BRUTUS: hail Caesar *draws knife*
CEASAR: not this time *hands Brutus an Uno “reverse” card*
B: SHIT
ROMAN SENATE:*stabs Brutus to death*
The most disappointing moment of my adult life was when I found out a vaporizer is an e-cigarette and not a death ray that vaporizes people.
Leftovers implies the existence of rightovers and if you‘ve got extra mac & cheese I’ll be right over.
Sorry, package of toilet paper. I’m only making one trip from the car with these grocery bags, so you’re sleeping in the car tonight.
me: i wish for good health, to be rich, and finally….for your freedom
therapist: once again i am not a genie but you being here is starting to make more sense
I guess if macaroni had to be named after a body part, elbow was better than some other options.

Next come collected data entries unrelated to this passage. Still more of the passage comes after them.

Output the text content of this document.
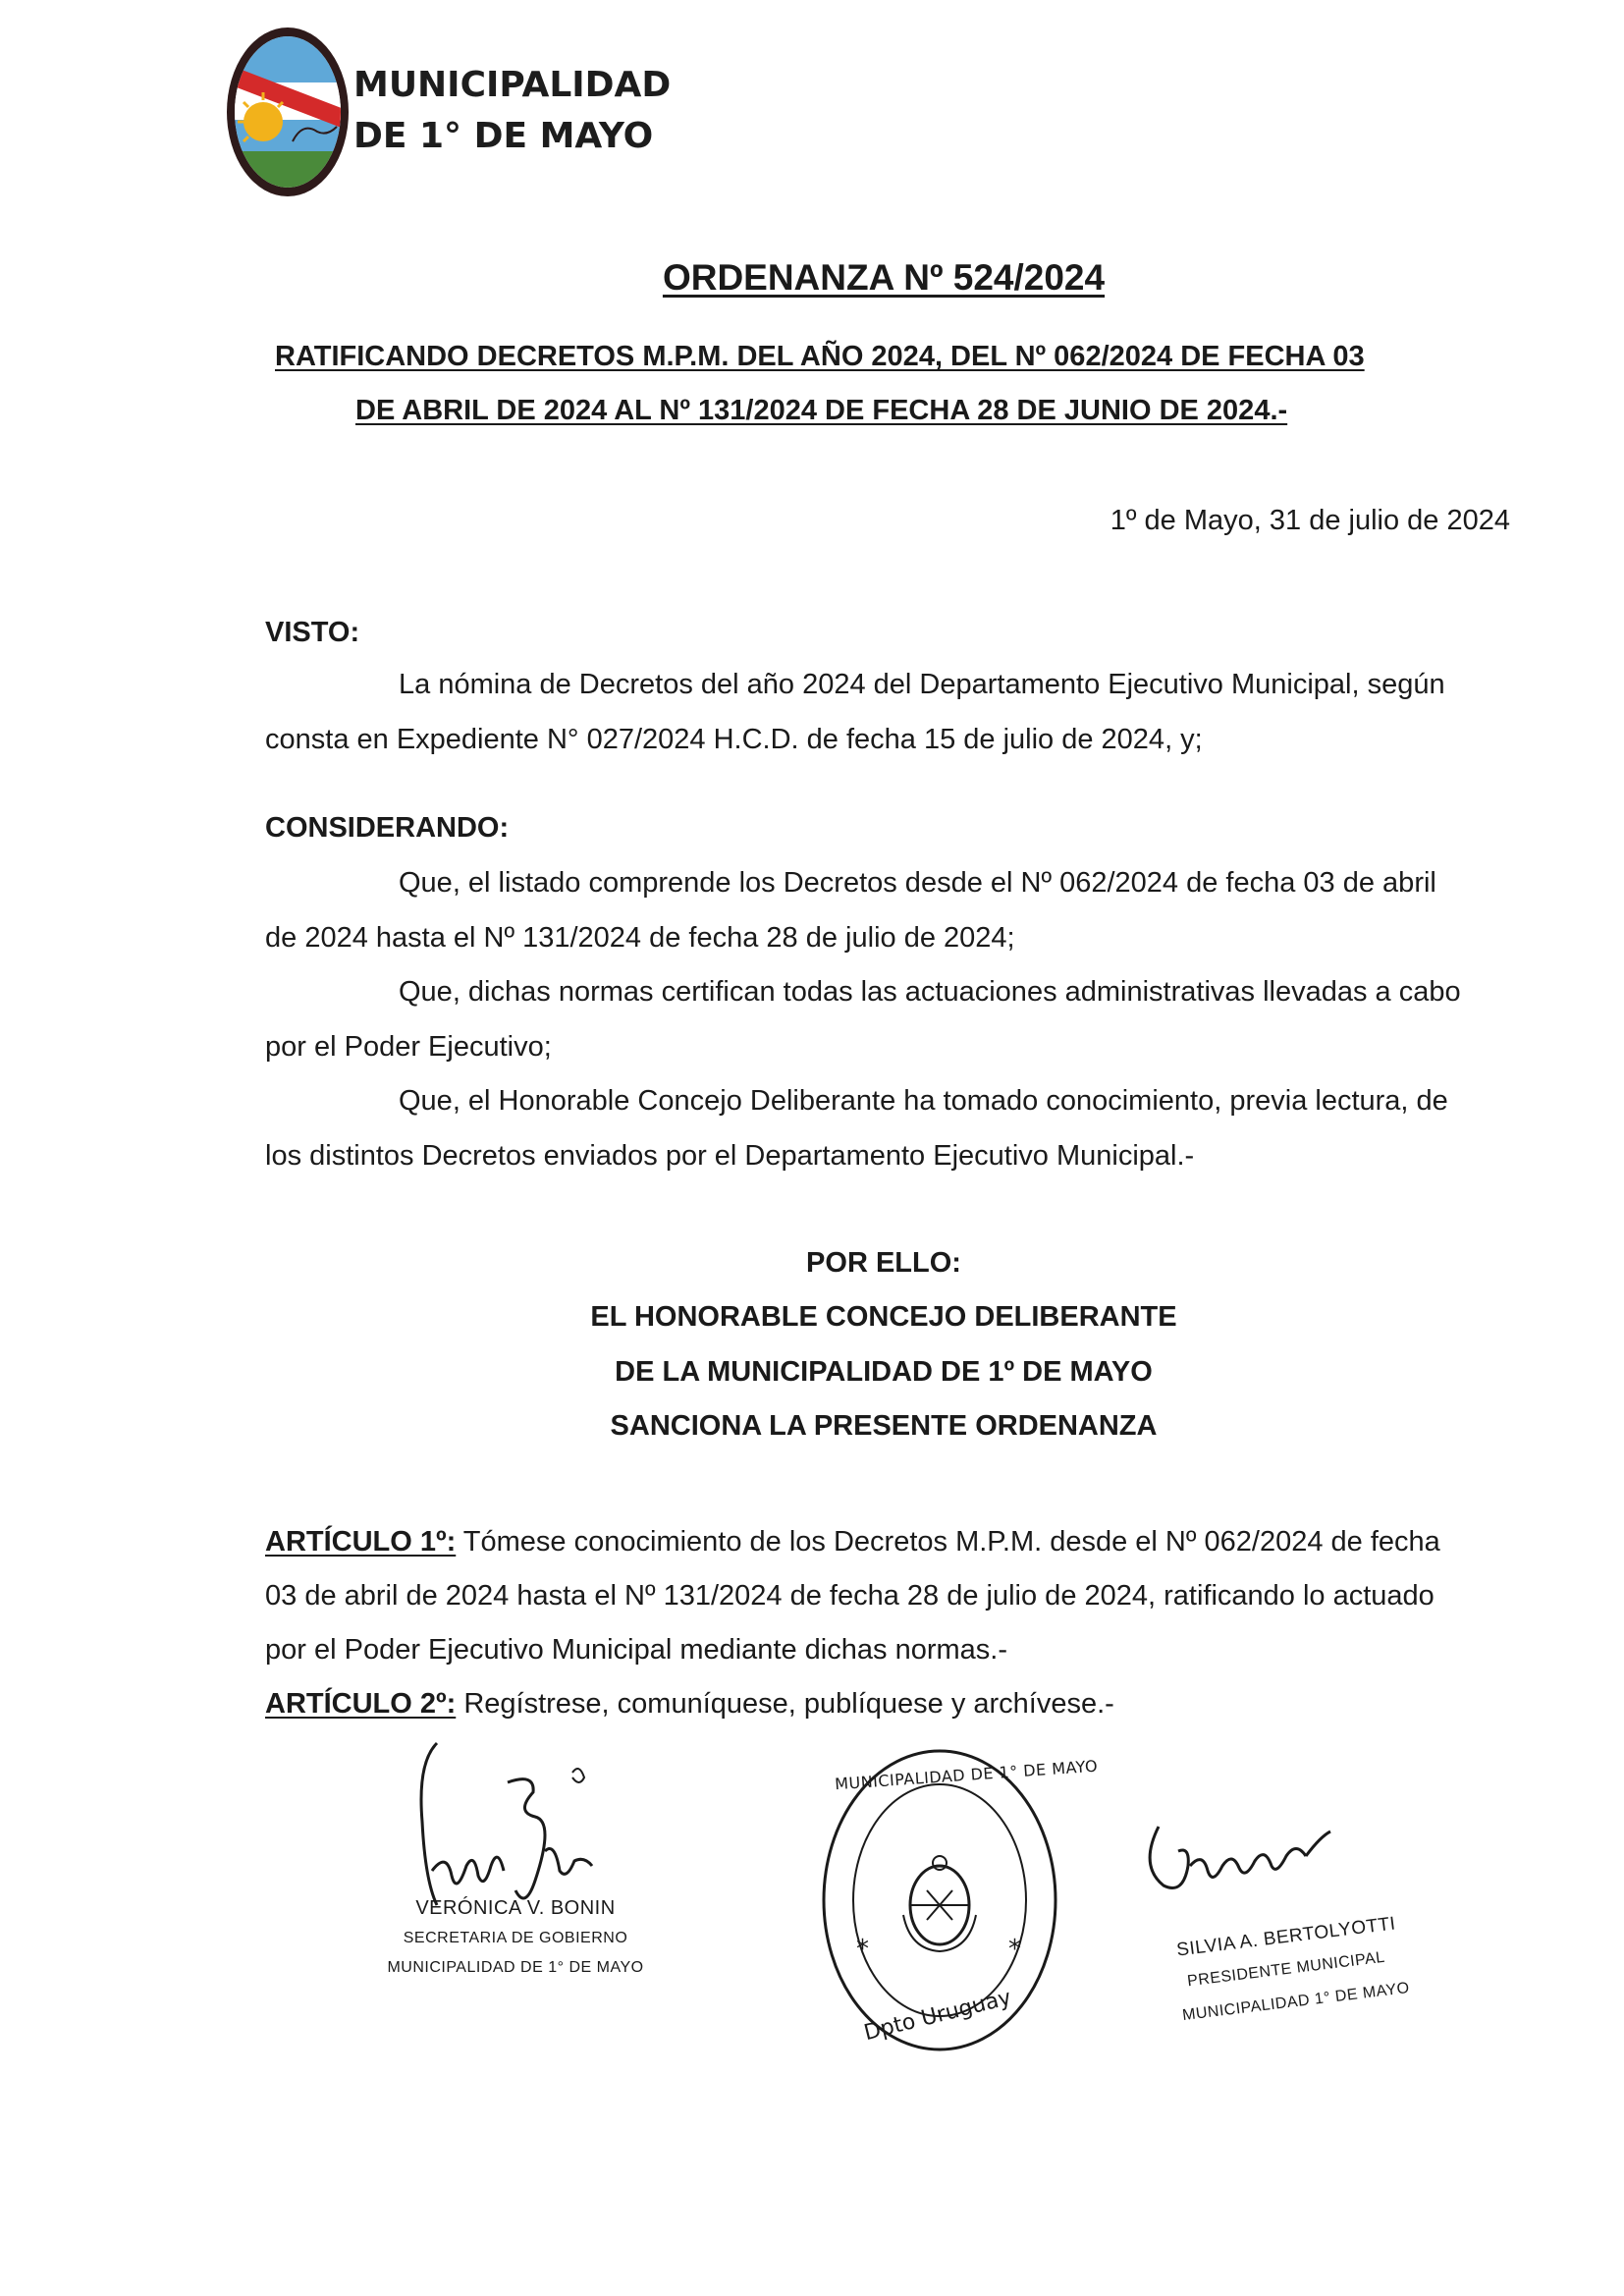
MUNICIPALIDAD
DE 1° DE MAYO
ORDENANZA Nº 524/2024
RATIFICANDO DECRETOS M.P.M. DEL AÑO 2024, DEL Nº 062/2024 DE FECHA 03
DE ABRIL DE 2024 AL Nº 131/2024 DE FECHA 28 DE JUNIO DE 2024.-
1º de Mayo, 31 de julio de 2024
VISTO:
La nómina de Decretos del año 2024 del Departamento Ejecutivo Municipal, según
consta en Expediente N° 027/2024 H.C.D. de fecha 15 de julio de 2024, y;
CONSIDERANDO:
Que, el listado comprende los Decretos desde el Nº 062/2024 de fecha 03 de abril
de 2024 hasta el Nº 131/2024 de fecha 28 de julio de 2024;
Que, dichas normas certifican todas las actuaciones administrativas llevadas a cabo
por el Poder Ejecutivo;
Que, el Honorable Concejo Deliberante ha tomado conocimiento, previa lectura, de
los distintos Decretos enviados por el Departamento Ejecutivo Municipal.-
POR ELLO:
EL HONORABLE CONCEJO DELIBERANTE
DE LA MUNICIPALIDAD DE 1º DE MAYO
SANCIONA LA PRESENTE ORDENANZA
ARTÍCULO 1º: Tómese conocimiento de los Decretos M.P.M. desde el Nº 062/2024 de fecha
03 de abril de 2024 hasta el Nº 131/2024 de fecha 28 de julio de 2024, ratificando lo actuado
por el Poder Ejecutivo Municipal mediante dichas normas.-
ARTÍCULO 2º: Regístrese, comuníquese, publíquese y archívese.-
VERÓNICA V. BONIN
SECRETARIA DE GOBIERNO
MUNICIPALIDAD DE 1° DE MAYO
*	*
MUNICIPALIDAD DE 1° DE MAYO
Dpto Uruguay
SILVIA A. BERTOLYOTTI
PRESIDENTE MUNICIPAL
MUNICIPALIDAD 1° DE MAYO
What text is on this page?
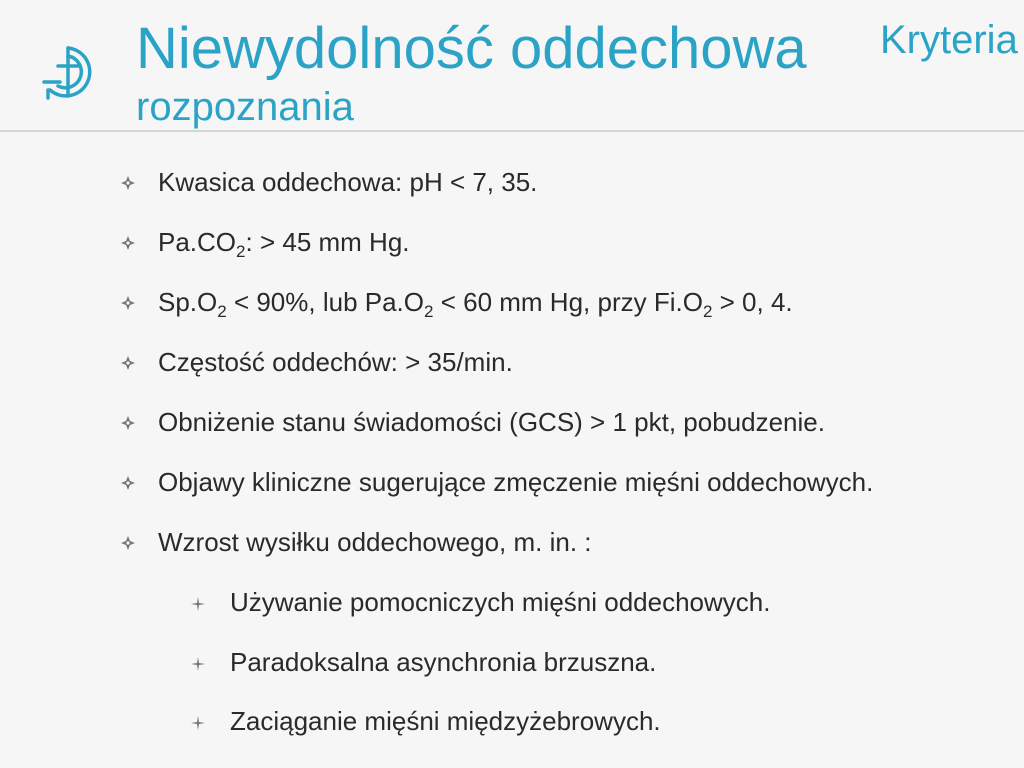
Niewydolność oddechowa Kryteria
rozpoznania
Kwasica oddechowa: pH < 7, 35.
$Pa.CO_2$: > 45 mm Hg.
$Sp.O_2 < 90\%$, lub $Pa.O_2 < 60$ mm Hg, przy $Fi.O_2 > 0$, 4.
Częstość oddechów: > 35/min.
Obniżenie stanu świadomości (GCS) > 1 pkt, pobudzenie.
Objawy kliniczne sugerujące zmęczenie mięśni oddechowych.
Wzrost wysiłku oddechowego, m. in. :
Używanie pomocniczych mięśni oddechowych.
Paradoksalna asynchronia brzuszna.
Zaciąganie mięśni międzyżebrowych.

[giving best man speech] can I say something without everybody getting mad
Shutdown Apocalypse Update: Hearing now that the government closed the Grand Canyon. Not sure if they roll a tarp over it or how that works.
I was going to eat a healthy snack, then I remembered that time when Eve ate an apple. Figured, it’s better not risk it.
Screenwriting:
ACT ONE: What’s their deal?
ACT TWO: This wasn’t the deal, now let’s see how they deal.
ACT THREE: They’re a whole new deal.
What’s the past tense of “wake & bake”?
“Woke and boke”?
“Awake and baked”?
“Awakened and baconed”?Whatever it is, I’m that
[Lois & Superman’s first date]
Superman: You look beautiful, Loren.
Lois: What? Who’s Loren?!
*Superman flies around the earth and reverses time*
Superman: You look beautiful, Lois.
ME: my contract says I can work from home
BOSS: *pushes me out the door* not at mine
6: My favorite kind of melon is Watermelon. What’s your favorite kind of melon?
11: Post Melon
6:
I’m watching my 4 year old son give my 1 year old a hammer. He is so irresponsible.
My husband reprogrammed my radio stations to country so I pulled over and set the car on fire.
I have never “lit up a room” unless you count arson.
“The old lady I see in the park every day has had her house raided.”
“Sniffer dogs?”
“No, I usually just say good morning to her”.
my dog when its nice out: *jumps in pond, rolls in dirt, eats goose poo*
when raining: MADAM how DARE u take me into these AWFUL conditions
My pantry would give that guy from Sleeping with the Enemy a heart attack.